2. Cortical Window: A rectangular window is created in the cortex using a burr or osteotome.
3. Intralesional Curettage: The soft, blue-gray, friable cartilaginous material is thoroughly curetted. High-speed burring of the cavity walls is recommended to extend the margin and remove microscopic rests of cartilage.
4. Adjuvant Treatment: Chemical adjuvants such as phenol, alcohol, or electrocautery may be applied to the cavity walls to reduce recurrence rates.
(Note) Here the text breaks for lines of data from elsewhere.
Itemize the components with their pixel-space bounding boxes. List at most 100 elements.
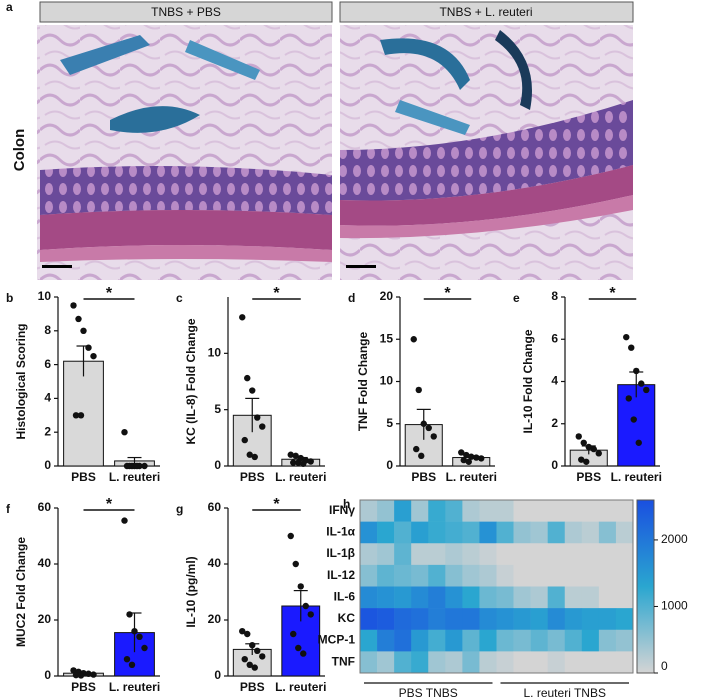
data-point [70, 667, 77, 674]
data-point [246, 451, 253, 458]
heatmap-cell [479, 586, 497, 609]
data-point [643, 386, 650, 394]
condition-label: TNBS + L. reuteri [439, 5, 532, 19]
condition-header [39, 1, 333, 23]
heatmap-cell [496, 608, 514, 631]
heatmap-cell [530, 608, 548, 631]
heatmap-cell [411, 543, 429, 566]
y-tick-label: 8 [551, 289, 558, 303]
heatmap-cell [445, 521, 463, 544]
row-label: IL-12 [327, 568, 355, 582]
x-tick-label: PBS [576, 470, 601, 484]
heatmap-cell [530, 651, 548, 674]
data-point [590, 445, 597, 453]
data-point [290, 630, 297, 638]
bar [617, 384, 656, 467]
data-point [415, 386, 422, 394]
data-point [244, 374, 251, 382]
heatmap-cell [513, 564, 531, 587]
heatmap-cell [394, 608, 412, 631]
heatmap-cell [377, 564, 395, 587]
data-point [290, 459, 297, 466]
data-point [90, 352, 97, 360]
tissue-label: Colon [11, 129, 28, 172]
heatmap-cell [496, 586, 514, 609]
x-tick-label: PBS [71, 470, 96, 484]
heatmap-cell [428, 500, 446, 522]
heatmap-cell [428, 651, 446, 674]
heatmap-cell [598, 651, 617, 674]
heatmap-cell [479, 651, 497, 674]
heatmap-cell [394, 651, 412, 674]
heatmap-cell [615, 651, 634, 674]
data-point [141, 462, 148, 470]
heatmap-cell [513, 500, 531, 522]
heatmap-cell [564, 564, 583, 587]
heatmap-cell [360, 564, 378, 587]
heatmap-cell [564, 651, 583, 674]
colorbar [636, 499, 655, 674]
data-point [463, 451, 470, 459]
heatmap-cell [411, 521, 429, 544]
heatmap-cell [615, 564, 634, 587]
heatmap-frame [359, 499, 634, 674]
data-point [302, 602, 309, 610]
data-point [425, 424, 432, 432]
heatmap-cell [547, 521, 566, 544]
y-tick-label: 2 [551, 416, 558, 430]
row-label: KC [338, 611, 356, 625]
heatmap-cell [428, 586, 446, 609]
heatmap-cell [530, 543, 548, 566]
heatmap-cell [479, 521, 497, 544]
data-point [295, 459, 302, 466]
data-point [121, 517, 128, 524]
data-point [70, 302, 77, 309]
data-point [128, 661, 136, 668]
heatmap-cell [394, 629, 412, 652]
data-point [75, 315, 82, 323]
heatmap-cell [496, 500, 514, 522]
data-point [595, 450, 602, 457]
heatmap-cell [377, 608, 395, 631]
data-point [460, 456, 467, 464]
y-axis-title: MUC2 Fold Change [14, 537, 28, 647]
y-tick-label: 10 [380, 374, 394, 388]
y-tick-label: 0 [44, 668, 51, 682]
heatmap-cell [581, 651, 600, 674]
heatmap-cell [428, 608, 446, 631]
panel-label: c [176, 291, 183, 305]
y-axis-title: IL-10 (pg/ml) [184, 556, 198, 627]
data-point [249, 642, 256, 649]
group-label: L. reuteri TNBS [524, 686, 606, 700]
heatmap-cell [598, 629, 617, 652]
y-axis-title: Histological Scoring [14, 323, 28, 439]
x-tick-label: PBS [240, 680, 265, 694]
y-tick-label: 60 [38, 500, 52, 514]
data-point [85, 344, 92, 351]
heatmap-cell [496, 629, 514, 652]
data-point [628, 344, 635, 351]
heatmap-cell [598, 500, 617, 522]
data-point [121, 429, 128, 436]
data-point [292, 560, 299, 568]
data-point [635, 439, 642, 446]
data-point [580, 439, 587, 446]
heatmap-cell [496, 543, 514, 566]
heatmap-cell [462, 543, 480, 566]
row-label: IL-1α [326, 525, 355, 539]
heatmap-cell [445, 608, 463, 631]
significance-marker: * [609, 285, 616, 302]
heatmap-cell [360, 586, 378, 609]
group-label: PBS TNBS [399, 686, 458, 700]
x-tick-label: L. reuteri [611, 470, 662, 484]
heatmap-cell [564, 543, 583, 566]
y-axis-title: KC (IL-8) Fold Change [184, 318, 198, 444]
heatmap-cell [377, 543, 395, 566]
colorbar-tick-label: 1000 [661, 599, 688, 613]
x-tick-label: L. reuteri [109, 470, 160, 484]
data-point [246, 661, 253, 668]
heatmap-cell [428, 521, 446, 544]
heatmap-cell [615, 500, 634, 522]
heatmap-cell [479, 608, 497, 631]
data-point [77, 672, 85, 679]
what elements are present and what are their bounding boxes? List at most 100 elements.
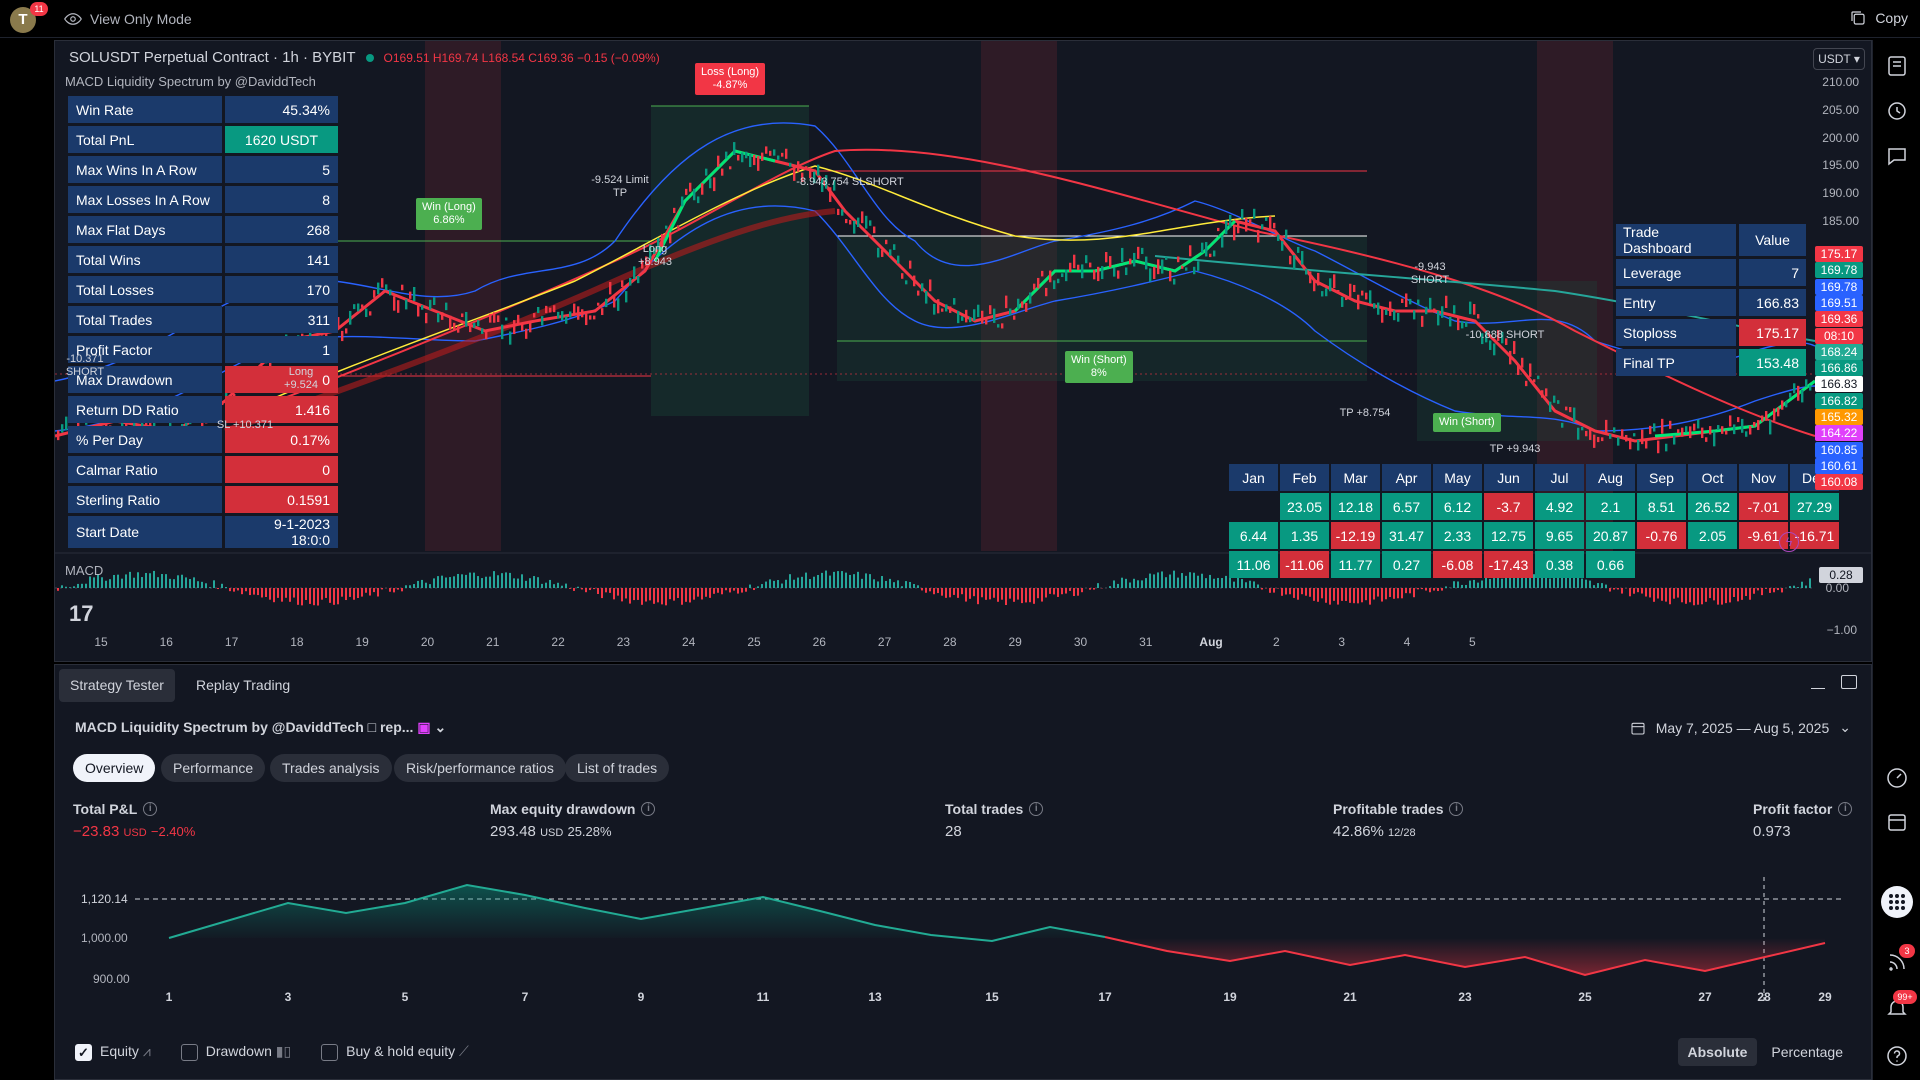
- indicator-title[interactable]: MACD Liquidity Spectrum by @DaviddTech: [65, 74, 316, 89]
- info-icon[interactable]: i: [641, 802, 656, 816]
- macd-bar: [1357, 588, 1359, 604]
- macd-bar: [1181, 573, 1183, 588]
- candle: [625, 291, 628, 303]
- candle: [549, 307, 552, 313]
- macd-bar: [1117, 583, 1119, 588]
- macd-bar: [737, 588, 739, 594]
- candle: [1633, 433, 1636, 437]
- tab-replay-trading[interactable]: Replay Trading: [196, 677, 291, 693]
- macd-bar: [1173, 570, 1175, 588]
- macd-bar: [493, 571, 495, 588]
- macd-bar: [729, 588, 731, 593]
- pill-trades-analysis[interactable]: Trades analysis: [270, 754, 392, 782]
- drawdown-checkbox[interactable]: Drawdown ▮▯: [180, 1043, 291, 1061]
- macd-bar: [821, 572, 823, 588]
- strategy-name[interactable]: MACD Liquidity Spectrum by @DaviddTech □…: [75, 719, 447, 735]
- trade-dashboard-row: Leverage 7: [1616, 259, 1806, 286]
- candle: [1753, 422, 1756, 427]
- candle: [1261, 224, 1264, 230]
- price-tag: 169.51: [1815, 294, 1863, 311]
- candle: [1525, 380, 1528, 387]
- strategy-settings-icon[interactable]: ▣: [417, 719, 431, 735]
- candle: [613, 295, 616, 308]
- symbol-header[interactable]: SOLUSDT Perpetual Contract · 1h · BYBIT …: [69, 49, 660, 66]
- tab-strategy-tester[interactable]: Strategy Tester: [59, 669, 175, 702]
- macd-bar: [925, 588, 927, 593]
- macd-bar: [1517, 576, 1519, 588]
- time-label: 26: [812, 635, 826, 649]
- macd-bar: [1241, 579, 1243, 588]
- info-icon[interactable]: i: [1029, 802, 1044, 816]
- alarm-clock-icon[interactable]: [1885, 98, 1909, 122]
- chat-icon[interactable]: [1885, 144, 1909, 168]
- time-label: 21: [486, 635, 500, 649]
- calendar-icon[interactable]: [1885, 810, 1909, 834]
- candle: [657, 237, 660, 250]
- macd-bar: [785, 579, 787, 588]
- buy-hold-checkbox[interactable]: Buy & hold equity ⟋: [321, 1043, 469, 1061]
- macd-bar: [1793, 585, 1795, 588]
- candle: [409, 291, 412, 299]
- macd-bar: [1065, 588, 1067, 594]
- macd-bar: [305, 588, 307, 600]
- candle: [121, 420, 124, 429]
- symbol-title[interactable]: SOLUSDT Perpetual Contract · 1h · BYBIT: [69, 49, 356, 66]
- macd-bar: [1549, 578, 1551, 588]
- candle: [1573, 407, 1576, 422]
- currency-select[interactable]: USDT ▾: [1813, 48, 1865, 70]
- help-icon[interactable]: [1885, 1044, 1909, 1068]
- macd-bar: [429, 584, 431, 588]
- candle: [1145, 256, 1148, 270]
- info-icon[interactable]: i: [1838, 802, 1853, 816]
- speedometer-icon[interactable]: [1885, 766, 1909, 790]
- pill-risk-ratios[interactable]: Risk/performance ratios: [394, 754, 566, 782]
- macd-bar: [517, 578, 519, 588]
- time-axis[interactable]: 15 16 17 18 19 20 21 22 23 24 25 26 27 28 29 30 31 Aug 2 3 4…: [55, 631, 1871, 661]
- candle: [937, 299, 940, 314]
- macd-bar: [1157, 572, 1159, 588]
- macd-bar: [1577, 577, 1579, 588]
- macd-bar: [1005, 588, 1007, 605]
- macd-bar: [1753, 588, 1755, 594]
- equity-chart[interactable]: 1,120.14 1,000.00 900.00 1 3 5 7 9 11 13 15 17 19…: [55, 865, 1873, 1025]
- macd-label[interactable]: MACD: [65, 563, 104, 578]
- stats-row: Sterling Ratio 0.1591: [68, 486, 338, 513]
- candle: [513, 320, 516, 335]
- pill-performance[interactable]: Performance: [161, 754, 266, 782]
- candle: [1305, 268, 1308, 275]
- macd-bar: [565, 583, 567, 588]
- price-chart[interactable]: SOLUSDT Perpetual Contract · 1h · BYBIT …: [54, 40, 1872, 662]
- view-only-mode[interactable]: View Only Mode: [64, 10, 192, 28]
- info-icon[interactable]: i: [1449, 802, 1464, 816]
- macd-bar: [513, 578, 515, 588]
- pill-list-of-trades[interactable]: List of trades: [565, 754, 670, 782]
- maximize-icon[interactable]: [1841, 675, 1857, 689]
- macd-bar: [125, 574, 127, 588]
- macd-bar: [1809, 578, 1811, 588]
- date-range-picker[interactable]: May 7, 2025 — Aug 5, 2025 ⌄: [1630, 719, 1851, 736]
- candle: [1533, 379, 1536, 383]
- month-cell: 2.33: [1433, 522, 1482, 549]
- feed-icon[interactable]: [1885, 950, 1909, 974]
- candle: [697, 196, 700, 204]
- candle: [1677, 429, 1680, 434]
- watchlist-icon[interactable]: [1885, 54, 1909, 78]
- absolute-button[interactable]: Absolute: [1677, 1038, 1758, 1066]
- trend-line-icon: ⟋: [459, 1043, 469, 1059]
- equity-checkbox[interactable]: ✓ Equity ⩘: [75, 1043, 151, 1061]
- info-icon[interactable]: i: [143, 802, 158, 816]
- candle: [1505, 338, 1508, 345]
- apps-grid-button[interactable]: [1881, 886, 1913, 918]
- minimize-icon[interactable]: [1811, 675, 1825, 689]
- pill-overview[interactable]: Overview: [73, 754, 156, 782]
- macd-bar: [1541, 574, 1543, 588]
- lightning-icon[interactable]: ϟ: [1779, 532, 1799, 552]
- copy-button[interactable]: Copy: [1849, 9, 1908, 27]
- price-axis[interactable]: 210.00 205.00 200.00 195.00 190.00 185.00 175.…: [1811, 41, 1871, 551]
- candle: [881, 249, 884, 257]
- percentage-button[interactable]: Percentage: [1771, 1044, 1843, 1060]
- macd-bar: [509, 572, 511, 588]
- macd-bar: [641, 588, 643, 605]
- chevron-down-icon[interactable]: ⌄: [434, 719, 447, 735]
- macd-bar: [105, 580, 107, 588]
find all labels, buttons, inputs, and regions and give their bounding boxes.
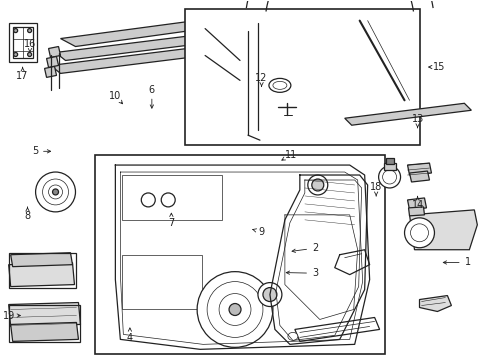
Text: 2: 2 (311, 243, 318, 253)
Bar (9, 305, 81, 342)
Bar (95, 155, 384, 354)
Circle shape (197, 272, 272, 347)
Polygon shape (195, 55, 220, 66)
Circle shape (219, 293, 250, 325)
Text: 15: 15 (432, 62, 445, 72)
Polygon shape (294, 318, 379, 341)
Circle shape (228, 303, 241, 315)
Polygon shape (11, 253, 72, 267)
Text: 3: 3 (311, 268, 318, 278)
Polygon shape (408, 210, 476, 250)
Circle shape (14, 28, 18, 32)
Polygon shape (46, 57, 59, 67)
Circle shape (311, 179, 323, 191)
Polygon shape (407, 163, 430, 175)
Circle shape (42, 179, 68, 205)
Ellipse shape (272, 81, 286, 89)
Text: 19: 19 (3, 311, 16, 320)
Text: 4: 4 (126, 333, 133, 343)
Polygon shape (385, 158, 393, 164)
Text: 13: 13 (410, 114, 423, 124)
Bar (122, 255, 202, 310)
Polygon shape (344, 103, 470, 125)
Text: 17: 17 (17, 71, 29, 81)
Text: 14: 14 (410, 200, 423, 210)
Polygon shape (61, 21, 204, 46)
Circle shape (258, 283, 281, 306)
Ellipse shape (268, 78, 290, 92)
Text: 10: 10 (109, 91, 121, 101)
Text: 1: 1 (464, 257, 470, 267)
Circle shape (48, 185, 62, 199)
Circle shape (14, 53, 18, 57)
Polygon shape (407, 198, 426, 210)
Circle shape (378, 166, 400, 188)
Bar (185, 9, 419, 145)
Text: 8: 8 (24, 211, 31, 221)
Circle shape (307, 175, 327, 195)
Bar (9, 23, 37, 62)
Circle shape (161, 193, 175, 207)
Text: 16: 16 (24, 39, 36, 49)
Circle shape (404, 218, 433, 248)
Circle shape (263, 288, 276, 302)
Polygon shape (407, 207, 424, 216)
Circle shape (52, 189, 59, 195)
Text: 18: 18 (369, 182, 382, 192)
Polygon shape (9, 302, 81, 327)
Circle shape (36, 172, 75, 212)
Polygon shape (44, 67, 57, 77)
Text: 9: 9 (258, 227, 264, 237)
Text: 6: 6 (148, 85, 155, 95)
Polygon shape (9, 263, 74, 287)
Circle shape (410, 224, 427, 242)
Polygon shape (56, 35, 210, 60)
Polygon shape (11, 323, 78, 341)
Polygon shape (195, 21, 220, 55)
Text: 11: 11 (284, 150, 296, 160)
Bar (13, 27, 33, 58)
Bar (9, 253, 76, 288)
Polygon shape (419, 296, 450, 311)
Text: 5: 5 (32, 146, 38, 156)
Ellipse shape (287, 332, 297, 340)
Circle shape (207, 282, 263, 337)
Circle shape (382, 170, 396, 184)
Polygon shape (383, 163, 395, 170)
Circle shape (141, 193, 155, 207)
Circle shape (27, 28, 32, 32)
Polygon shape (48, 46, 61, 58)
Polygon shape (408, 171, 428, 182)
Polygon shape (50, 48, 204, 73)
Bar (122, 175, 222, 220)
Text: 12: 12 (255, 73, 267, 83)
Circle shape (27, 53, 32, 57)
Text: 7: 7 (168, 218, 174, 228)
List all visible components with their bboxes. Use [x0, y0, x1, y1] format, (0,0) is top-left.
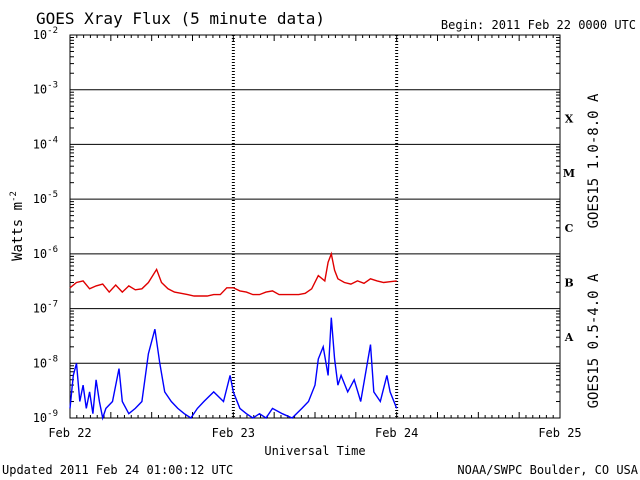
data-source: NOAA/SWPC Boulder, CO USA: [457, 463, 638, 477]
x-tick-label: Feb 24: [375, 426, 418, 440]
y-tick-label: 10-2: [33, 26, 58, 42]
chart-title: GOES Xray Flux (5 minute data): [36, 9, 325, 28]
day-separator-lines: [231, 35, 399, 418]
decade-gridlines: [70, 34, 560, 419]
y-tick-exponent: -7: [47, 300, 58, 310]
x-axis-label: Universal Time: [264, 444, 365, 458]
y-tick-base: 10: [33, 137, 47, 151]
x-tick-label: Feb 22: [48, 426, 91, 440]
y-tick-label: 10-7: [33, 300, 58, 316]
y-axis-label: Watts m-2: [9, 191, 26, 261]
legend-short-channel: GOES15 0.5-4.0 A: [586, 273, 602, 408]
y-tick-exponent: -8: [47, 354, 58, 364]
y-tick-base: 10: [33, 28, 47, 42]
y-tick-base: 10: [33, 411, 47, 425]
y-tick-base: 10: [33, 192, 47, 206]
y-tick-label: 10-8: [33, 354, 58, 370]
series-line-short-channel: [69, 317, 398, 421]
y-tick-label: 10-4: [33, 135, 58, 151]
flare-class-c: C: [565, 222, 574, 235]
y-tick-labels: 10-210-310-410-510-610-710-810-9: [33, 26, 560, 425]
flare-class-x: X: [565, 112, 574, 125]
y-axis-label-base: Watts m: [10, 202, 26, 261]
y-tick-exponent: -3: [47, 81, 58, 91]
y-tick-exponent: -6: [47, 245, 58, 255]
plot-frame: [69, 34, 561, 419]
y-tick-base: 10: [33, 356, 47, 370]
flare-class-a: A: [564, 331, 574, 344]
y-tick-base: 10: [33, 247, 47, 261]
flare-class-m: M: [563, 167, 575, 180]
flare-class-labels: X M C B A: [563, 112, 575, 344]
updated-timestamp: Updated 2011 Feb 24 01:00:12 UTC: [2, 463, 233, 477]
x-tick-label: Feb 23: [212, 426, 255, 440]
legend-long-channel: GOES15 1.0-8.0 A: [586, 93, 602, 228]
y-tick-exponent: -9: [47, 409, 58, 419]
flare-class-b: B: [564, 276, 573, 289]
x-tick-labels: Feb 22 Feb 23 Feb 24 Feb 25: [48, 35, 582, 440]
y-tick-base: 10: [33, 83, 47, 97]
begin-label: Begin: 2011 Feb 22 0000 UTC: [441, 18, 636, 32]
y-tick-exponent: -4: [47, 135, 58, 145]
y-tick-exponent: -2: [47, 26, 58, 36]
flux-series: [69, 251, 398, 421]
y-tick-label: 10-9: [33, 409, 58, 425]
y-tick-label: 10-3: [33, 81, 58, 97]
y-tick-base: 10: [33, 302, 47, 316]
series-line-long-channel: [69, 251, 397, 297]
y-axis-label-exponent: -2: [9, 191, 19, 202]
y-tick-label: 10-6: [33, 245, 58, 261]
x-tick-label: Feb 25: [538, 426, 581, 440]
y-tick-exponent: -5: [47, 190, 58, 200]
y-tick-label: 10-5: [33, 190, 58, 206]
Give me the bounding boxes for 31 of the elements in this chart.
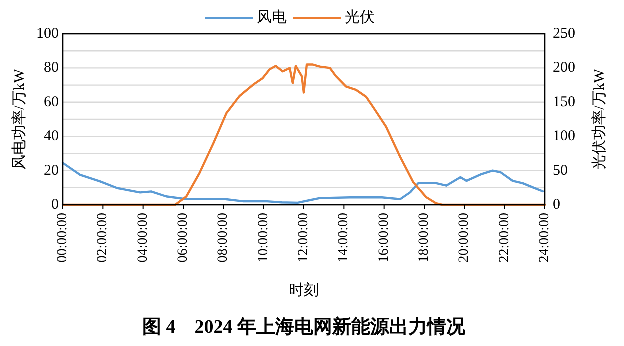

5. Defect Filling: While some small lesions may heal by secondary intention after curettage alone, filling the cavity is preferred to restore immediate structural integrity. Options include:
* Autologous cancellous bone graft (e.g., from the distal radius).
* Allograft bone chips.
* Calcium phosphate bone cement.
6. Fixation: If the cortical integrity is severely compromised, prophylactic stabilization with Kirschner wires or a miniature plate may be required.

Syndromic Enchondromatosis

While malignant degeneration of an isolated, solitary enchondroma in the hand is exceptionally rare (<1%), the risk increases significantly in patients with multiple enchondromatosis.
* Ollier Disease: Characterized by multiple, asymmetric enchondromas. The risk of sarcomatous degeneration (chondrosarcoma) is approximately 25-30%.
* Maffucci Syndrome: Characterized by multiple enchondromas associated with multiple soft tissue hemangiomas. The risk of malignant transformation is even higher, approaching 100% over the patient's lifetime, necessitating vigilant, long-term clinical and radiographic surveillance. Amputation (ray resection) may ultimately be necessary if massive recurrence, malignant transformation, or complete loss of useful finger function occurs.